I guess I’m officially Canadian now, eh?

2 Sep

I’ve been in Vancouver for a whole week and now feel sufficiently ready to give you some initial impressions of my new home:

  1. Super confusing address system
  2. Super convenient public transit system
  3. Made of lots of neighborhoods
  4. Expensive
  5. Green
  6. Filled with artists and foodies

1. Super confusing address system. When my mom and I first arrived in the city it was dark and late. We had been on the road for about 14 hours and we just wanted to find my house and get to sleep. However, the streets here are super deceptive. Many of them are numbered, but the addresses don’t correspond with the numbered cross streets. For example, the addresses for the houses between W 41st Ave and W 40th Ave on Balaclava St. are not 40__. They are something like 1304-1386. It makes no sense to me. Even with mapquest directions, it was a pain to find my house. It doesn’t help that all the houses have huge bushes in front of them so you can’t see the house numbers. We ended up parking and walking down the street to find it. We were only 3 blocks off haha.

I’m getting the hang of my neighborhood more and more, but it’s still rough when streets end suddenly and then pick back up a blockĀ  up from where they left off. Luckily, I don’t really have to go anywhere and when I do I can use mapquest.

2. Super convenient public transit system. I just started using the bus system here, but from what I can tell, it goes pretty much everywhere. I have a bus pass from school, so I’m trying to take the bus as much as I can to save on vehicle expenses. It helps that I live in a particularly convenient part of town. I’m a half a block from the bus stop and it only takes me 15 minutes to get to school and 25 minutes to get downtown.

3. Made of lots of neighborhoods. If you look at a map of Vancouver, you’ll see that it’s made up of a bunch of different areas. Now that I’m here I can say they really are like a bunch of tiny little towns. Some are only a few blocks across. Each one has it’s own identity and stereotypes and sort of people that live and shop there. It’s been interesting to hear about each of them from the locals (at orientation and from my roommates) and to explore a few on my own. It’s also fun because you don’t really feel like you’re in a huge city unless you go right into the heart of downtown. It’s more like a collection of small communities.

If you’re interested, I live right between Kerrisdale and Dunbar. About a kilometer and a half up the street in Kerrisdale there are a bunch of cute shops and restaurants. The weekend I arrived was Kerrisdale Days. Apparently Utah isn’t the only place that has a celebration for every town. Half a km the other direction is Dunbar. It’s less happening, but there are still a few shops and a grocery store. All in all, I think I chose a great place to live. The rent is reasonable, it’s in a good location (i.e. safe, residential but still close to stuff, not super ghetto) and as far as I can tell my roommates aren’t ax murderers.

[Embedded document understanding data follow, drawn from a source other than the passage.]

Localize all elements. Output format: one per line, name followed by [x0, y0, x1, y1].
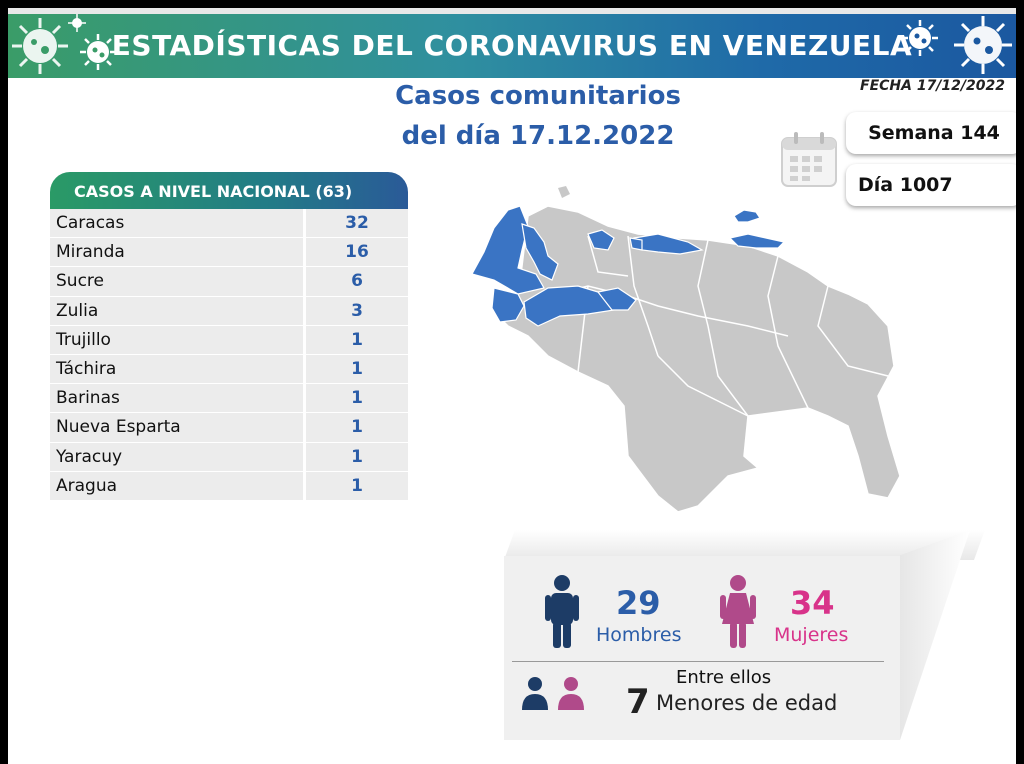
calendar-icon: [781, 132, 837, 187]
table-row: Yaracuy 1: [50, 442, 408, 472]
case-count: 1: [306, 413, 408, 442]
state-name: Aragua: [50, 471, 306, 500]
infographic: ESTADÍSTICAS DEL CORONAVIRUS EN VENEZUEL…: [8, 8, 1016, 764]
state-name: Barinas: [50, 384, 306, 413]
stats-divider: [512, 661, 884, 662]
header-banner: [8, 14, 1016, 78]
case-count: 1: [306, 325, 408, 354]
map-state-yaracuy: [587, 229, 615, 251]
table-row: Miranda 16: [50, 238, 408, 268]
day-counter: Día 1007: [846, 164, 1016, 206]
week-counter: Semana 144: [846, 112, 1016, 154]
table-row: Zulia 3: [50, 296, 408, 326]
virus-icon: [80, 34, 116, 70]
state-name: Sucre: [50, 267, 306, 296]
cases-table: CASOS A NIVEL NACIONAL (63) Caracas 32 Mi…: [50, 172, 408, 501]
state-name: Nueva Esparta: [50, 413, 306, 442]
table-row: Nueva Esparta 1: [50, 413, 408, 443]
minors-count: 7: [626, 682, 650, 722]
subtitle: Casos comunitarios del día 17.12.2022: [358, 76, 718, 156]
case-count: 16: [306, 238, 408, 267]
man-icon: [545, 575, 579, 648]
table-row: Caracas 32: [50, 209, 408, 239]
map-state-trujillo: [521, 223, 559, 281]
subtitle-line-1: Casos comunitarios: [395, 81, 681, 111]
virus-icon: [954, 16, 1012, 74]
map-state-nueva-esparta: [733, 209, 761, 223]
table-row: Barinas 1: [50, 384, 408, 414]
state-name: Caracas: [50, 209, 306, 238]
case-count: 1: [306, 471, 408, 500]
case-count: 6: [306, 267, 408, 296]
woman-icon: [720, 575, 756, 648]
case-count: 1: [306, 354, 408, 384]
men-label: Hombres: [596, 624, 682, 646]
map-highlighted-states: [471, 205, 786, 327]
page-title: ESTADÍSTICAS DEL CORONAVIRUS EN VENEZUEL…: [111, 29, 913, 62]
virus-icon: [68, 14, 86, 32]
virus-icon: [902, 20, 938, 56]
case-count: 1: [306, 384, 408, 413]
state-name: Miranda: [50, 238, 306, 267]
state-name: Trujillo: [50, 325, 306, 354]
case-count: 32: [306, 209, 408, 238]
date-label: FECHA 17/12/2022: [860, 78, 1005, 94]
table-row: Táchira 1: [50, 354, 408, 385]
table-body: Caracas 32 Miranda 16 Sucre 6 Zulia 3 Trujil…: [50, 209, 408, 501]
table-row: Sucre 6: [50, 267, 408, 297]
subtitle-line-2: del día 17.12.2022: [401, 121, 675, 151]
women-count: 34: [790, 584, 835, 622]
minors-label: Menores de edad: [656, 691, 838, 715]
table-heading: CASOS A NIVEL NACIONAL (63): [50, 172, 408, 209]
map-state-aragua: [596, 287, 637, 311]
map-state-tachira: [491, 287, 525, 323]
case-count: 3: [306, 296, 408, 325]
map-state-caracas: [629, 237, 643, 251]
men-count: 29: [616, 584, 661, 622]
map-country-base: [496, 205, 901, 513]
map-island-small: [558, 186, 570, 198]
map-state-miranda: [632, 233, 704, 255]
table-row: Trujillo 1: [50, 325, 408, 355]
women-label: Mujeres: [774, 624, 849, 646]
map-state-borders: [547, 235, 889, 417]
virus-icon: [12, 18, 68, 74]
among-label: Entre ellos: [676, 667, 772, 688]
case-count: 1: [306, 442, 408, 471]
map-state-sucre: [728, 233, 786, 249]
state-name: Yaracuy: [50, 442, 306, 471]
children-icon: [522, 677, 584, 710]
state-name: Zulia: [50, 296, 306, 325]
table-row: Aragua 1: [50, 471, 408, 501]
stats-panel-side: [900, 530, 970, 740]
top-strip: [8, 8, 1016, 14]
venezuela-map: [471, 186, 901, 513]
state-name: Táchira: [50, 354, 306, 384]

4. Expensive. I was prepped for Vancouver to be more expensive than SLC, but I still was surprised at how much stuff costs here. They have a 12% Harmonized Sales Tax on all non-essential goods here (basically everything but groceries, rent and utilities) which makes shopping and going out quite a bit more expensive. It doesn’t help that the US dollar is still pretty week and everywhere charges you fees to change money. The upside of my neighborhood is that there are tons of cute little produce and specialty shops nearby. The downside is that they want to charge $4.99 for a dozen eggs.

5. Green. Vancouver is a land of cyclists, organic cotton wearers, fair trade coffee drinkers, public transportation riders, recyclers and composters. Even the taxis here are Prii. (As in plural for Toyota Prius–look up if you don’t believe me.) So far I haven’t found too many hipster eco-snobs for my taste, and I appreciate the green focus of the city.

Along with being earth-friendly, Vancouver is also quite literally a green city. There are tons of beautiful parks and green spaces within the city, and the UBC campus is filled with giant treets. Perfectly green and manicured lawns however, don’t seem to be as important here. I think I’m just used to the vanity with which people in Utah regard their lawns. Don’t get me wrong, there are still some amazingly landscaped yards here, but I would say it’s much more a rarity here than back home.

6. Filled with artists and foodies. This is one aspect of the city that I love. Everywhere you go there are art galleries, delicious restaurants and shops selling stuff from local artisans. I particularly like the focus on supporting local companies, farmers, artists, etc. It’s something I wish more people paid attention to.